Her husband Ahmed Surjo, a farm labourer in the fertile rice and sugarcane fields of Sindh, says that with two cows, three goats and plenty of grain to eat at home, they felt relatively rich.
“Every man among the 100 families in the village had a job to do, had a home to live in and a family to head. Now we are all beggars,” he says.
Clad in shalwar kameez and simple sandals, Ahmed said he has not been able to find work since arriving in the city of Thatta next to Makli, where thousands of families have come to find food and shelter from the floods.
“What shall we do? I can’t beg,” he says.
Health officials said they fear that thousands of babies will be born in the country’s flood-affected areas over the next six months, and are at severe risk of malnourishment because of the scarce food supply.
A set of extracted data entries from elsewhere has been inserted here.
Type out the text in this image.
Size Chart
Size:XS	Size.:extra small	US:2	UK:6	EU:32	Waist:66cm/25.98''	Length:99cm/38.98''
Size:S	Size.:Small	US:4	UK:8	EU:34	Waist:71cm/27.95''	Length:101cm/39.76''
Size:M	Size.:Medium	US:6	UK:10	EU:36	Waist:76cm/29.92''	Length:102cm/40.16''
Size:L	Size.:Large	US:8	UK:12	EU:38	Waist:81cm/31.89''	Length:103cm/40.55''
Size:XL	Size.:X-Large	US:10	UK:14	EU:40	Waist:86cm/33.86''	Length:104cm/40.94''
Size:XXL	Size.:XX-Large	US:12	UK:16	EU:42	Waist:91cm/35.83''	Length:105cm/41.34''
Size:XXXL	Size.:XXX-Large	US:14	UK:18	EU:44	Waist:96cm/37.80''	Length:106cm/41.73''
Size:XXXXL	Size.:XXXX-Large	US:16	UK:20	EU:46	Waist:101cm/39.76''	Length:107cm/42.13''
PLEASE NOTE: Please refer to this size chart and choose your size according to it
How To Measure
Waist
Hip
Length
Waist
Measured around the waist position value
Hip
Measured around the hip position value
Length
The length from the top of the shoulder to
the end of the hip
The floods have so far claimed at least 147 lives in Sindh, officials say, mostly women and children who became ill because of the unhygienic living conditions or from water-borne bacteria.
“The risk factor vis-a-vis the spread of lethal disease increases when a large number of children are stuffed in the crowded atmosphere of the camps and we see no government action to provide them with adequate healthcare facilities,” says former head of the Pakistan Medical Association, Shershah Syed.
Zahida Ali, 25, an oval-faced woman from Janna’s village wearing a purple shalwar suit and blue scarf, gave birth to her baby, Janoo, late Monday night.
“I am hungry, that’s why he is hungry,” she says, with desperation in her eyes.
“I want to eat not to save my life but to keep my baby alive.”